The sound installation is the first project to draw attention. Every day dozens of people come to listen. Her father, says Sibil, has mixed feelings about his daughter’s initiatives. “He is afraid something might happen to me when I stick my neck out”, she explains. “That’s not such a strange fear of course. For many Armenians, the assassination of Dink proves again that it’s dangerous to show yourself as an Armenian in this country. But I think the more people make themselves heard, the smaller the chance that one person will become a target, like Hrant.”She points to something else: “For my generation, the killing of Hrant Dink is the first disaster we have experienced at first hand. The mass murders we only heard of, just like discriminating tax laws in the past and violence against Armenians in the fifties. My hope is that this is my first, but also my last disaster. After the murder, older people thought: you see, nothing will ever change in this country.” 

And where nothing changes, where it is dangerous to show yourself, you withdraw. Besides Armenian schools and hospitals, there are many cultural events. On a Friday night the anniversary of an Armenian hospital is celebrated with a concert by an Armenian pianist and an Armenian soprano, attended mainly by elderly Armenians. The next day a gathering in an Armenian graveyard, in memory of the founder of an Armenian boarding school, after which a communal meal.

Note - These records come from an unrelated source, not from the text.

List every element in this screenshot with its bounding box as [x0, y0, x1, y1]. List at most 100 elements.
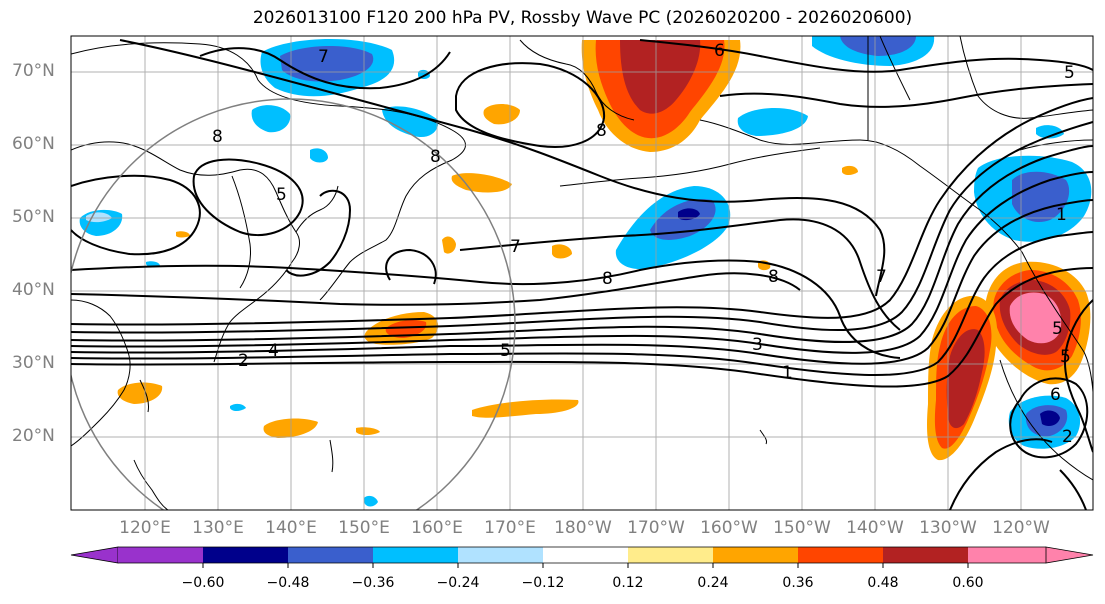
contour-label-group: 7 6 8 8 5 8 7 8 8 7 1 5 4 2 3 1 5 5 6 2 …	[212, 41, 1075, 447]
coastline	[867, 36, 1093, 151]
pv-contour	[119, 39, 886, 297]
lat-label: 50°N	[12, 207, 55, 227]
lon-label: 130°W	[919, 518, 977, 538]
shade-blob	[364, 495, 378, 507]
pv-contour	[1009, 377, 1089, 459]
lon-label: 130°E	[192, 518, 244, 538]
contour-label: 2	[1062, 427, 1073, 447]
reference-circle	[71, 98, 516, 510]
contour-label: 5	[276, 185, 287, 205]
shade-blob	[946, 329, 985, 429]
contour-label: 6	[714, 41, 725, 61]
contour-label: 7	[510, 237, 521, 257]
shade-blob	[385, 320, 427, 338]
contour-label: 8	[768, 267, 779, 287]
lon-label: 160°E	[411, 518, 463, 538]
colorbar-tick-label: 0.24	[697, 575, 729, 591]
lon-label: 170°W	[627, 518, 685, 538]
shade-blob	[310, 148, 328, 163]
pv-contour	[1064, 299, 1093, 453]
contour-label: 1	[782, 363, 793, 383]
contour-label: 2	[238, 351, 249, 371]
map-content	[71, 36, 1093, 510]
colorbar-bin	[288, 547, 373, 563]
colorbar-bin	[373, 547, 458, 563]
shade-blob	[737, 107, 808, 136]
colorbar-tick-label: −0.12	[521, 575, 565, 591]
shade-blob	[251, 105, 291, 133]
colorbar-tick-label: 0.60	[952, 575, 984, 591]
pv-contour	[285, 189, 352, 277]
grid-layer	[71, 36, 1093, 510]
contour-label: 7	[318, 47, 329, 67]
colorbar-bin	[713, 547, 798, 563]
contour-label: 3	[752, 335, 763, 355]
contour-label: 5	[1052, 319, 1063, 339]
colorbar-tick-label: 0.48	[867, 575, 899, 591]
pv-contour	[71, 121, 1093, 334]
shade-blob	[1040, 410, 1060, 426]
pv-contour	[719, 83, 1093, 108]
pv-contour	[71, 145, 1093, 343]
shade-blob	[842, 165, 858, 175]
shade-blob	[1036, 125, 1064, 139]
lon-label: 170°E	[484, 518, 536, 538]
pv-contour	[71, 259, 901, 359]
lat-label: 20°N	[12, 426, 55, 446]
pv-contour	[192, 158, 304, 237]
coastline	[231, 175, 339, 289]
colorbar-bin	[968, 547, 1046, 563]
shading-layer	[79, 36, 1092, 507]
colorbar-tick-label: 0.36	[782, 575, 814, 591]
pv-contour	[455, 62, 606, 148]
colorbar-ticks	[202, 563, 969, 568]
colorbar-bin	[628, 547, 713, 563]
contour-label: 8	[212, 127, 223, 147]
contour-label: 5	[500, 341, 511, 361]
lon-label: 140°E	[265, 518, 317, 538]
contour-label: 8	[596, 121, 607, 141]
shade-blob	[840, 36, 916, 56]
contour-label: 4	[268, 341, 279, 361]
colorbar-bin	[458, 547, 543, 563]
pv-contour	[71, 171, 1093, 354]
shade-blob	[552, 244, 572, 259]
lon-label: 140°W	[846, 518, 904, 538]
coastline	[133, 379, 169, 510]
contour-label: 8	[602, 269, 613, 289]
map-background	[71, 36, 1093, 510]
pv-contour	[949, 438, 1053, 510]
colorbar-tick-label: −0.24	[436, 575, 480, 591]
coastline	[519, 39, 1023, 253]
colorbar-bin	[798, 547, 883, 563]
pv-contour	[71, 267, 1093, 388]
coastline	[71, 299, 131, 447]
colorbar	[70, 546, 1094, 568]
contour-label: 5	[1064, 63, 1075, 83]
pv-contour	[71, 199, 1093, 365]
lat-label: 60°N	[12, 134, 55, 154]
coastline	[879, 36, 1093, 119]
map-title: 2026013100 F120 200 hPa PV, Rossby Wave …	[252, 8, 913, 28]
shade-blob	[356, 427, 380, 435]
pv-contour	[71, 272, 801, 306]
coastline	[559, 147, 821, 187]
colorbar-bin	[203, 547, 288, 563]
shade-blob	[382, 106, 439, 138]
shade-blob	[451, 173, 512, 193]
colorbar-tick-label: −0.36	[351, 575, 395, 591]
colorbar-bin	[118, 547, 203, 563]
coastline	[329, 429, 767, 473]
coastline-layer	[71, 36, 1093, 510]
coastline	[71, 42, 466, 301]
lat-label: 40°N	[12, 280, 55, 300]
lon-label: 120°W	[992, 518, 1050, 538]
shade-blob	[678, 208, 700, 221]
shade-blob	[117, 382, 163, 404]
shade-blob	[230, 403, 246, 411]
pv-contour	[459, 218, 901, 331]
lon-label: 160°W	[700, 518, 758, 538]
lat-label: 30°N	[12, 353, 55, 373]
colorbar-tick-label: −0.60	[181, 575, 225, 591]
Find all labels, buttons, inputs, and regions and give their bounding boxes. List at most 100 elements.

Monday night:a performance by an Armenian dance group, which consists mainly of young people and, according to many, also functions as a marriage market. On these sorts of occasions, everybody knows everybody, and only a few are willing to talk about the closedness of the Armenian community. Madeleine Arslanian, 85, is willing to talk: “The murder of Dink and the investigation into the murder, proves that nothing has changed. The murderer was arrested, but a deeper investigation of the power-brokers behind the murder is not being carried out. Of course, that’s for a reason.”

Break the atmosphere 

In Hrant Dink’s office, over the last year nothing has changed. Karin Karakasli (35), writer and columnist for Agos and close friend of Dink, takes me to the office to be able to talk in peace. “We use this room for small meetings. We don’t want to break the atmosphere that Hrant left here.”
On the wall there are pictures of old Armenian families, of friends and well known Armenians, art, a clock with famous Armenian churches on it. On a shelf along the wall are prizes and decorations that Dink got for the way he worked tirelessly to improve relations between Turks and Armenians, to make history openly debatable and to promote freedom of speech. After his death, two pictures are added showing the enormous demonstrations coinciding with the funeral. In a shed behind the office there are high piles of back issues of Agos. On one of the piles lies a round black placard of the sort that people held up high during the funeral procession: “Hepimiz Hrant Dink’iz”, (“We are all Hrant Dink”).  Karin Karakasli is still as devastated by the murder as she was a year ago. “Agos was founded in 1996 and in the early days Hrant asked me to join the paper. ‘I will broaden your view”, he said. And that’s what he did. It has been a decade of unprecedented hope. Now I have no more reason to be optimistic about the faith of Armenians in Turkey. Of course, I have to go on, I have to write, I can’t let Hrant down. But sometimes I don’t know where to find strength.”